C’est ainsi que Morena Profeta a choisi un médecin et une caisse d’assurance maladie à Berne. A sa grande consternation, aucun des deux n’était en mesure de répondre à ses questions. «Il m’a semblé que le monde s’effondrait autour de moi», dit-elle calmement, avec un voile de tristesse dans les yeux. 

Par exemple, ils n’ont pas été en mesure d’indiquer les démarches à entreprendre pour obtenir une aide financière ou des déductions fiscales, afin de compenser en partie les coûts supplémentaires liés à l’achat d’aliments sans gluten. En outre, le médecin a refusé de lui faire faire régulièrement les contrôles qu’elle avait dû subir en Italie. 

«Il ne comprenait pas pourquoi je voulais faire ces tests, raconte-t-elle. Il ne savait pas que le corps ne réussit plus à assimiler certaines substances, que la valeur nutritive d’un régime sans gluten est partiellement réduite, ce qui peut entraîner des carences en certaines vitamines et autres oligo-éléments importants.»  

«Je pensais que le médecin aurait pu me guider, me conseiller sur ce que je devais faire, où aller, comme quand j’étais en Italie. Au lieu de cela, j’ai dû me débrouiller seule» 

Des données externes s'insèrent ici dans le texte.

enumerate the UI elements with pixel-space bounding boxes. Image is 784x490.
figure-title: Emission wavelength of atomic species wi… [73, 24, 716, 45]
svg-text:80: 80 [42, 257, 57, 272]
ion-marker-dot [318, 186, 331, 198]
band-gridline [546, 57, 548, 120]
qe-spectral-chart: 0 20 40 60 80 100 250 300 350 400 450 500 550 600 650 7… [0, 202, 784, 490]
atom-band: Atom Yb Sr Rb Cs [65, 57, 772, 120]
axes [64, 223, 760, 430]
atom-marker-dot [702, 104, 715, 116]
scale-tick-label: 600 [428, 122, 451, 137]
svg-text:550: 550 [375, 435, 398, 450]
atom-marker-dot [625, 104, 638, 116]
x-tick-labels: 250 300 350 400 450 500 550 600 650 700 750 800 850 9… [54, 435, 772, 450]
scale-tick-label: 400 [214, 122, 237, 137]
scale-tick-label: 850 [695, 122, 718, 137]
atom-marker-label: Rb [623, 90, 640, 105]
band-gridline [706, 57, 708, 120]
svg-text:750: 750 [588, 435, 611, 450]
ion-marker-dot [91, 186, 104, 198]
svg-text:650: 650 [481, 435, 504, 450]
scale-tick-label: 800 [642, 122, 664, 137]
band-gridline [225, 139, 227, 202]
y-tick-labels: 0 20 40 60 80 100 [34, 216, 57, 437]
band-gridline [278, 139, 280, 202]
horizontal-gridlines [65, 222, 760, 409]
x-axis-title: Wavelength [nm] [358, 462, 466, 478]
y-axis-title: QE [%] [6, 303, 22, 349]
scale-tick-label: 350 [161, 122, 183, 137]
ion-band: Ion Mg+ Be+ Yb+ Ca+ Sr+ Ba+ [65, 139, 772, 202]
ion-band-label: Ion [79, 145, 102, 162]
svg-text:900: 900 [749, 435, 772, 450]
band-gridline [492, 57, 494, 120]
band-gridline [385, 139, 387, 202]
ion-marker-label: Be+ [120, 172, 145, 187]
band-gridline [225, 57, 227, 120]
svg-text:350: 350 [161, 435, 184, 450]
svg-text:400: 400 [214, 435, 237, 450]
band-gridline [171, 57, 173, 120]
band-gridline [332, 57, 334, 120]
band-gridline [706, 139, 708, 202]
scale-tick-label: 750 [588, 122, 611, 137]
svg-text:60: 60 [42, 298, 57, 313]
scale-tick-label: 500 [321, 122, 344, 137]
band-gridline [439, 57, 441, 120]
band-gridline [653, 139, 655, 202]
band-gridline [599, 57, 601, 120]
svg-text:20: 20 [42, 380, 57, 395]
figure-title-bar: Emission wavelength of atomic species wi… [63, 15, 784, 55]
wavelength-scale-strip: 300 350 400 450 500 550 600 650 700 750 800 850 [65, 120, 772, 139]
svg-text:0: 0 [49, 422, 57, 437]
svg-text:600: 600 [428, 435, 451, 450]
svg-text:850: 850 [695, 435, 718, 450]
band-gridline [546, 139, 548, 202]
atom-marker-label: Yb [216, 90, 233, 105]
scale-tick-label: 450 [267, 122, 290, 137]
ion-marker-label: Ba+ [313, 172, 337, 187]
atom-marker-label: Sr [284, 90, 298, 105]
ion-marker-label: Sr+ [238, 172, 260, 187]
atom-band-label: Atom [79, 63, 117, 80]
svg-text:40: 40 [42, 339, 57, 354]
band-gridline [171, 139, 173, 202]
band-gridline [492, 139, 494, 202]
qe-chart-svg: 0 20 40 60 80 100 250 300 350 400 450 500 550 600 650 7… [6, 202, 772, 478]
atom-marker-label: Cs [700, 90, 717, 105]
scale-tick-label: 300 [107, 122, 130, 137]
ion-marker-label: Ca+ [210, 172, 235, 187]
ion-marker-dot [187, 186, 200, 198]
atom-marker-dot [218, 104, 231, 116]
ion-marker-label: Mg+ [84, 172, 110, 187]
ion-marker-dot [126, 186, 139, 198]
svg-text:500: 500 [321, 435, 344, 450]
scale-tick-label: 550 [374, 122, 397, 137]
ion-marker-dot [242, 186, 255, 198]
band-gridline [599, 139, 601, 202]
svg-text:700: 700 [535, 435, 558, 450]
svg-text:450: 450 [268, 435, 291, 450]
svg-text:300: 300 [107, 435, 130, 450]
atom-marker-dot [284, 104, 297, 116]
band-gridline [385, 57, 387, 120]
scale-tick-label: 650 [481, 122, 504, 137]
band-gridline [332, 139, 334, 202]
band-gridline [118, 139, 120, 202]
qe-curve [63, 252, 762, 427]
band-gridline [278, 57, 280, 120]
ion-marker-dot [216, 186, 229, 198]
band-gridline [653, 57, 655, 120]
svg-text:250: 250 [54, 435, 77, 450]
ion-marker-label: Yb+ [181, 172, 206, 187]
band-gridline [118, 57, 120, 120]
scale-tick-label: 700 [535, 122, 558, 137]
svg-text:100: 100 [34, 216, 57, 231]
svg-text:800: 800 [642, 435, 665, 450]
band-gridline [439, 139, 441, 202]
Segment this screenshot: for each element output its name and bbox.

Découragée et ne sachant pas vers qui se tourner, Morena Profeta a décidé de se soumettre à un contrôle annuel complet là où elle l’avait toujours fait: à Teramo. Ne résidant plus en Italie, elle ne pouvait plus bénéficier de ces services en tant que services de santé publique. Concrètement, cela signifie qu’elle doit tout payer de sa poche. 

Déception, mais sans rancœur

Morena Profeta n’a toutefois pas l’intention de faire la navette entre Berne et Teramo pour l’éternité, afin de se soumettre aux examens dont elle a besoin. Elle a donc changé de médecin. La situation s’est améliorée, mais tous les problèmes n’ont pas été résolus. «Il m’a fait des analyses mais pas tous les contrôles. Mais au moins, ce médecin sait qu’il doit me donner des vitamines et contrôler certaines choses», dit-elle. 

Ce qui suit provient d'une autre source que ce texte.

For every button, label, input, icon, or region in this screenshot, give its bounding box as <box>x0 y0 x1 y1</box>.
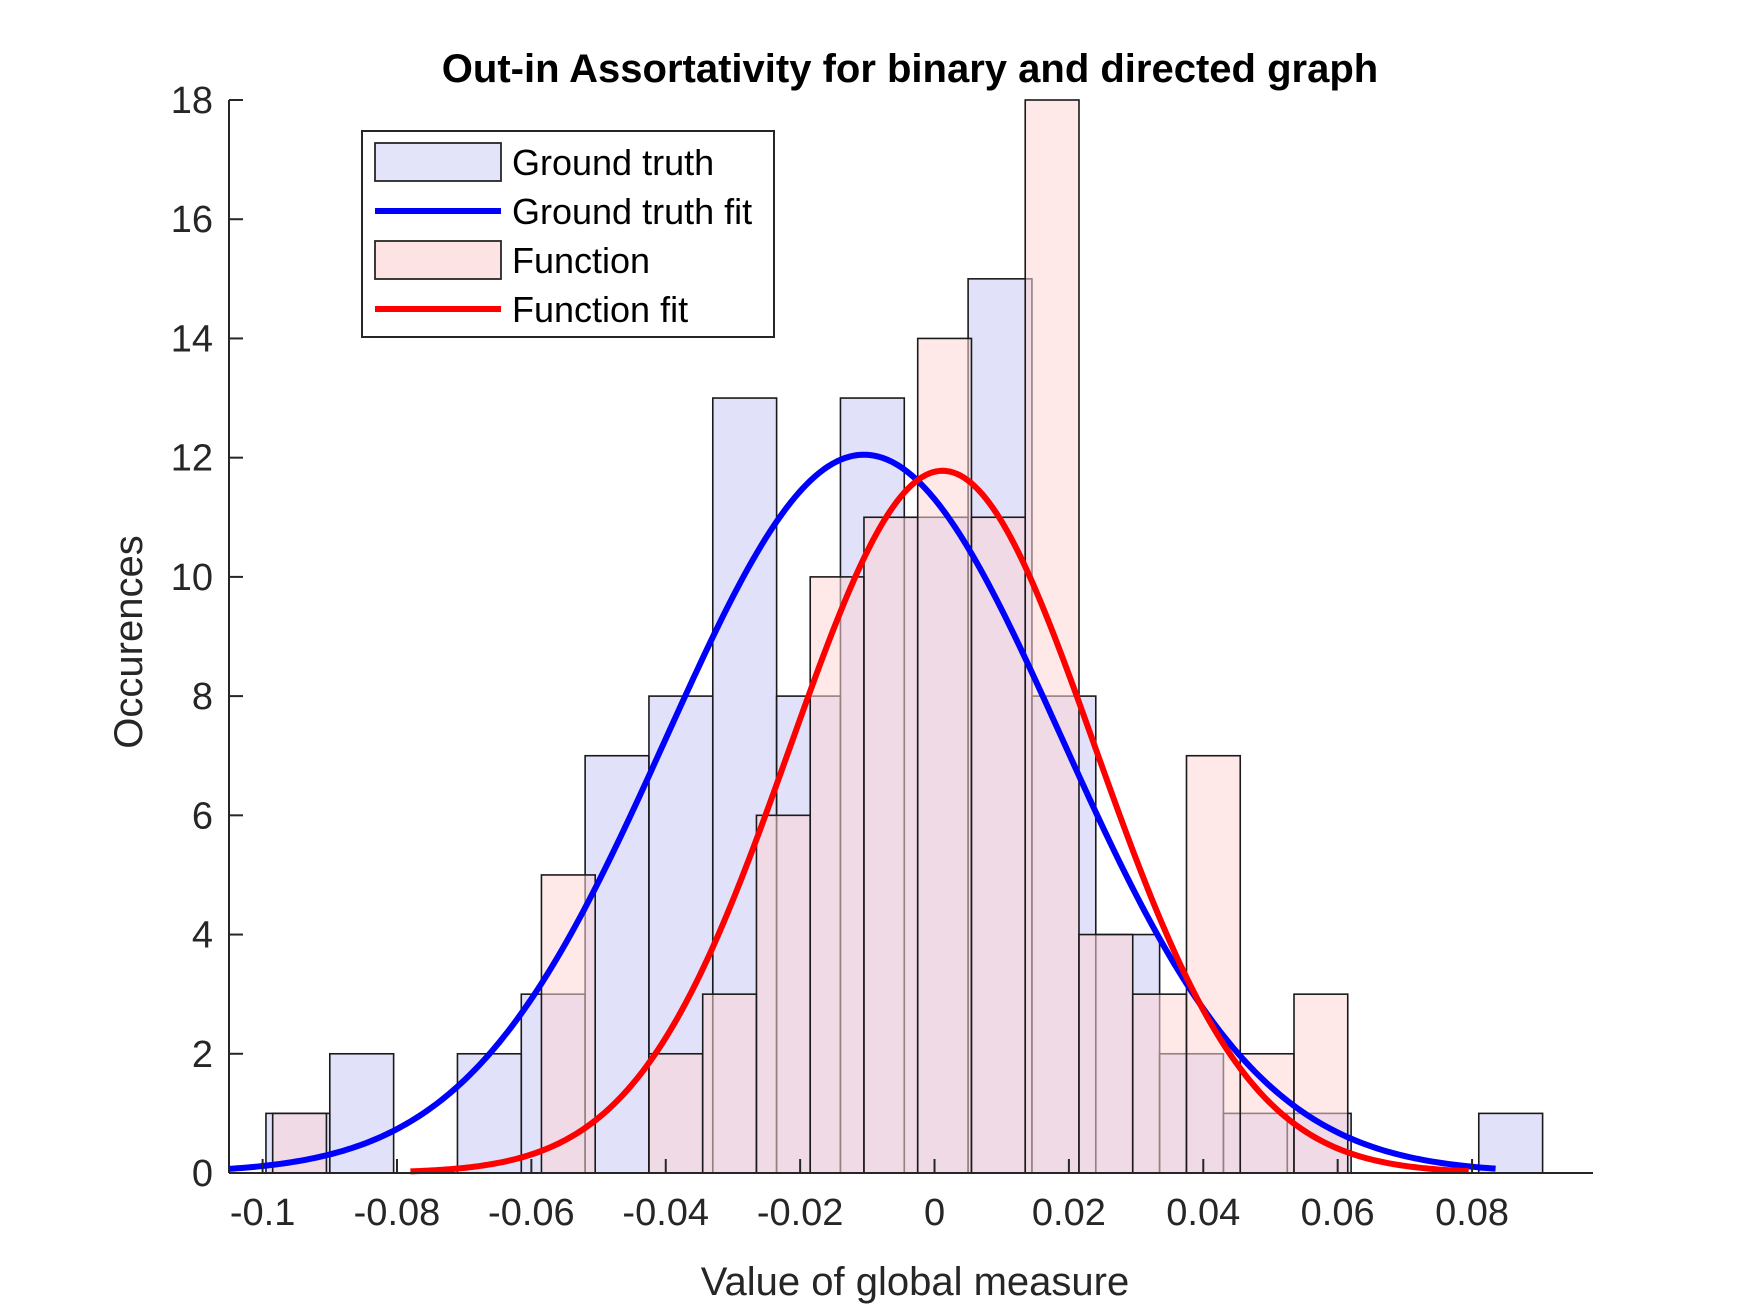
fit-curve-ground-truth-fit <box>228 451 1496 1172</box>
y-tick-label: 2 <box>192 1034 213 1076</box>
x-axis-label: Value of global measure <box>701 1260 1129 1304</box>
legend: Ground truth Ground truth fit Function Func… <box>361 130 775 338</box>
bar-function <box>916 337 973 1174</box>
x-tick-label: -0.02 <box>757 1192 844 1234</box>
axes <box>228 100 1593 1174</box>
bar-function <box>863 516 919 1174</box>
x-tick-label: -0.1 <box>230 1192 295 1234</box>
bar-function <box>1078 933 1134 1174</box>
chart-title: Out-in Assortativity for binary and dire… <box>442 47 1378 91</box>
y-tick-label: 16 <box>171 199 213 241</box>
legend-label: Ground truth <box>512 142 714 183</box>
bar-function <box>540 874 596 1174</box>
plot-area <box>228 99 1544 1175</box>
y-tick-label: 12 <box>171 438 213 480</box>
x-tick-label: 0 <box>924 1192 945 1234</box>
bar-function <box>755 814 812 1174</box>
x-tick-label: 0.02 <box>1032 1192 1106 1234</box>
y-tick-label: 14 <box>171 318 213 360</box>
bar-function <box>1185 754 1242 1174</box>
bar-ground-truth <box>1477 1112 1544 1174</box>
x-tick-label: 0.08 <box>1435 1192 1509 1234</box>
legend-label: Ground truth fit <box>512 191 752 232</box>
bar-function <box>648 1052 704 1174</box>
bar-ground-truth <box>328 1052 395 1174</box>
bar-function <box>701 993 758 1174</box>
bar-ground-truth <box>456 1052 523 1174</box>
legend-swatch-patch <box>374 142 502 182</box>
y-tick-label: 18 <box>171 80 213 122</box>
y-tick-label: 4 <box>192 915 213 957</box>
x-tick-label: -0.08 <box>354 1192 441 1234</box>
x-tick-label: 0.06 <box>1301 1192 1375 1234</box>
x-tick-label: -0.04 <box>622 1192 709 1234</box>
y-tick-label: 0 <box>192 1153 213 1195</box>
bar-function <box>970 516 1027 1174</box>
legend-label: Function <box>512 240 650 281</box>
bar-function <box>1131 993 1188 1174</box>
y-tick-label: 8 <box>192 676 213 718</box>
fit-curve-function-fit <box>410 467 1469 1175</box>
y-axis-label: Occurences <box>107 535 151 748</box>
legend-swatch-patch <box>374 240 502 280</box>
y-tick-label: 6 <box>192 795 213 837</box>
y-tick-label: 10 <box>171 557 213 599</box>
bar-function <box>809 576 865 1174</box>
legend-label: Function fit <box>512 289 688 330</box>
tick-marks: 0 2 4 6 8 10 12 14 16 18 -0.1 -0.08 -0.06 -0.04 -0.02 0… <box>171 80 1509 1234</box>
x-tick-label: 0.04 <box>1166 1192 1240 1234</box>
x-tick-label: -0.06 <box>488 1192 575 1234</box>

Pour l’instant, elle fait encore à Teramo le contrôle annuel de l’ostéoporose et d’autres tests non prescrits par le médecin à Berne. Morena Profeta est déçue: «Je pensais que le médecin aurait pu me guider, me conseiller sur ce que je devais faire, où aller, comme quand j’étais en Italie. Au lieu de cela, j’ai dû me débrouiller seule.» 

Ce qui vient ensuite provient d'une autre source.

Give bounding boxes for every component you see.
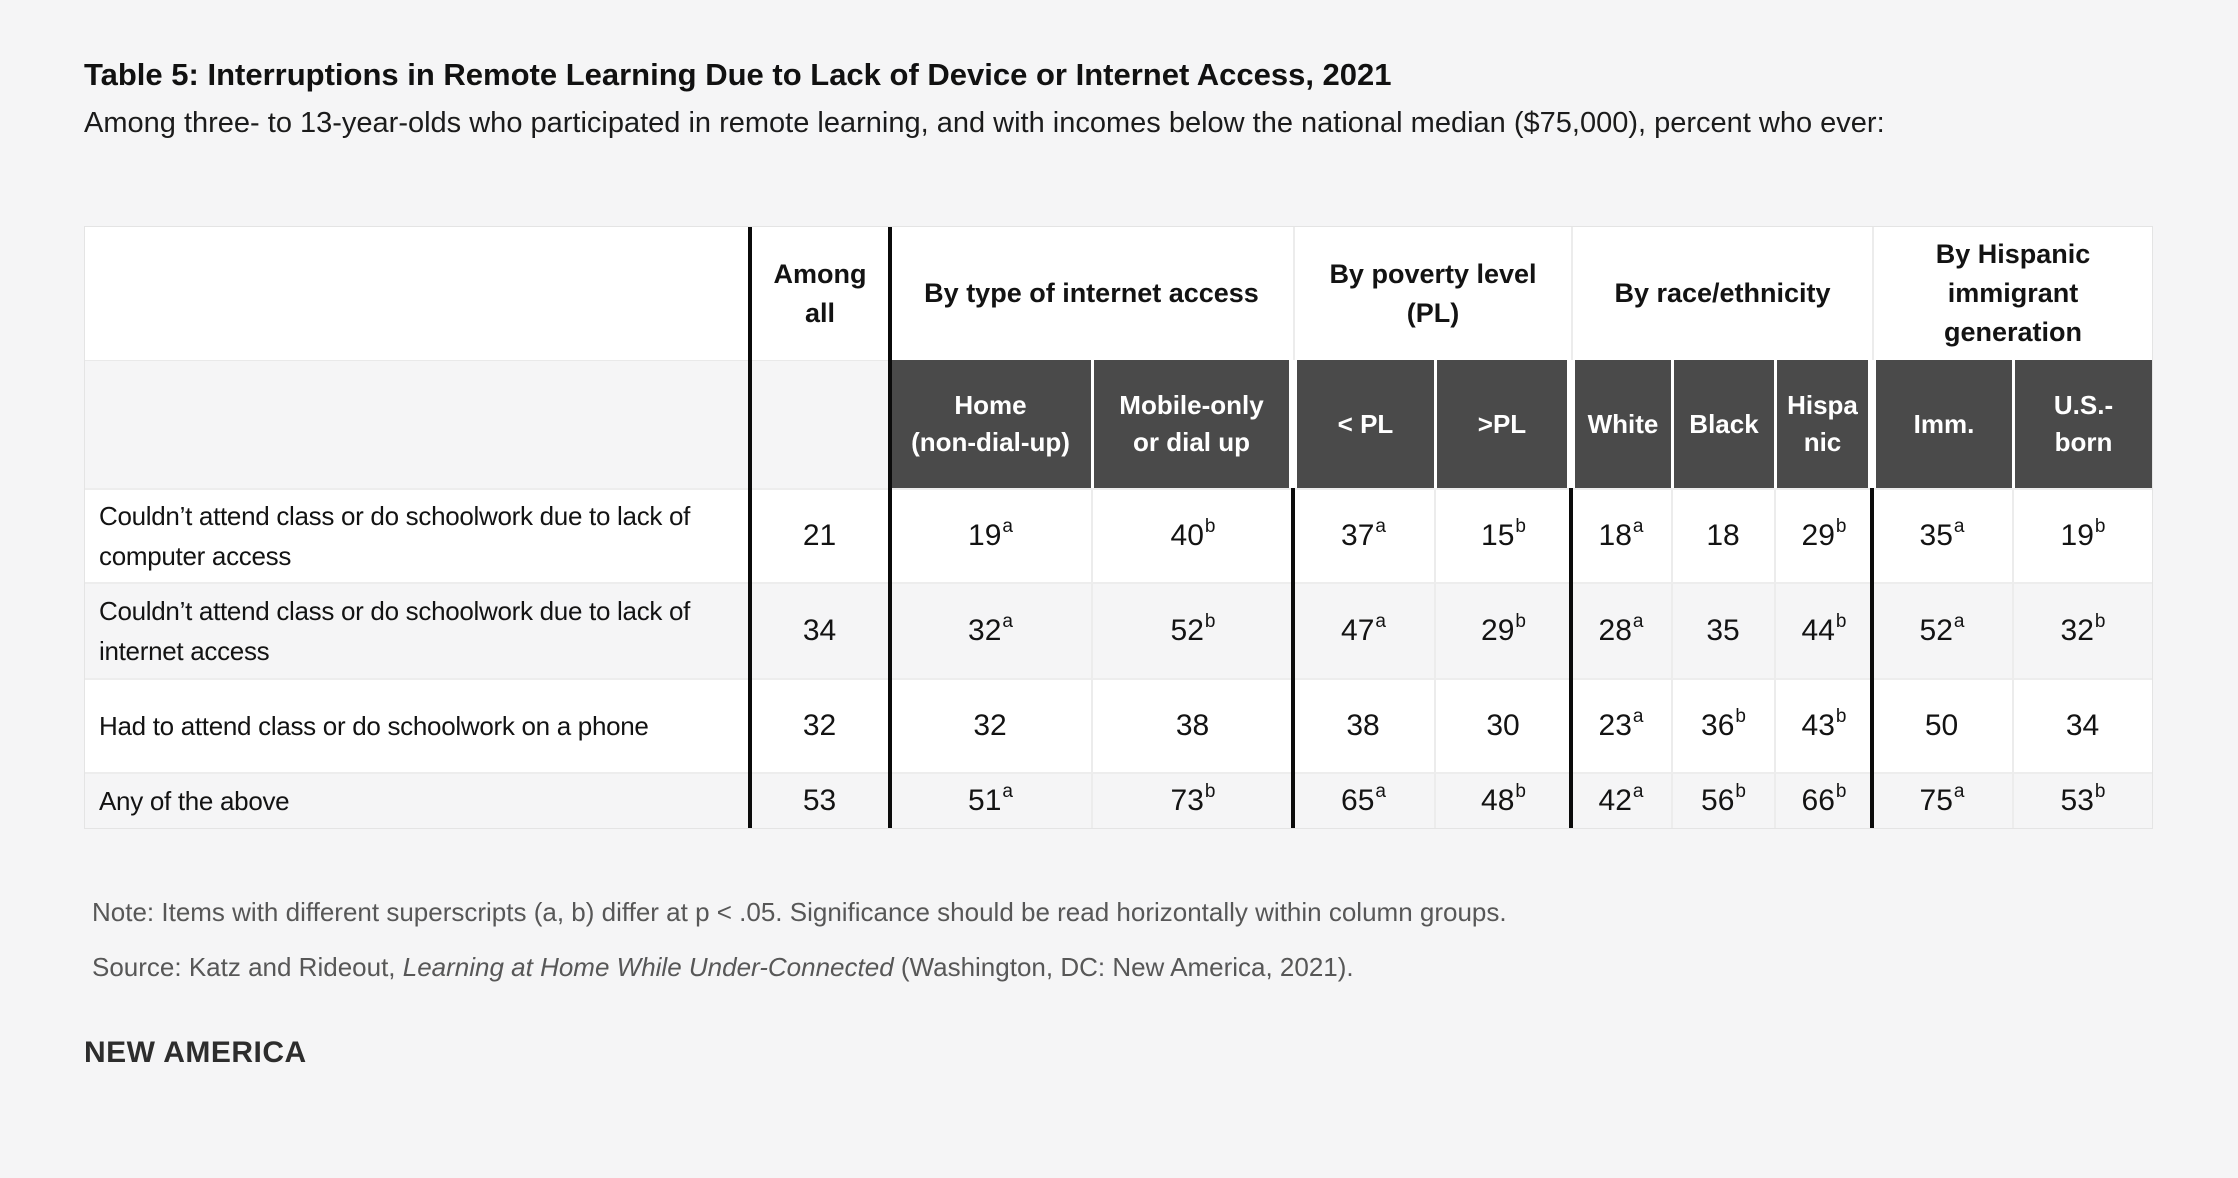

Sa nature optimiste la laisse espérer qu’elle parviendra à surmonter les obstacles sans fin du système de santé suisse. «Peut-être que j’ai seulement eu de la malchance, que je suis mal tombée», dit-elle pour se donner du courage. 

Si de nombreux recoins du labyrinthe du système de santé suisse sont pour elle encore obscures, une chose lui semble claire: «J’ai compris qu’ici on paye, on paye mais qu’à la fin, on n’a peut-être droit à rien… Je ne suis pas la seule à le dire. Mes patients me le répètent aussi», dit en souriant la jeune infirmière.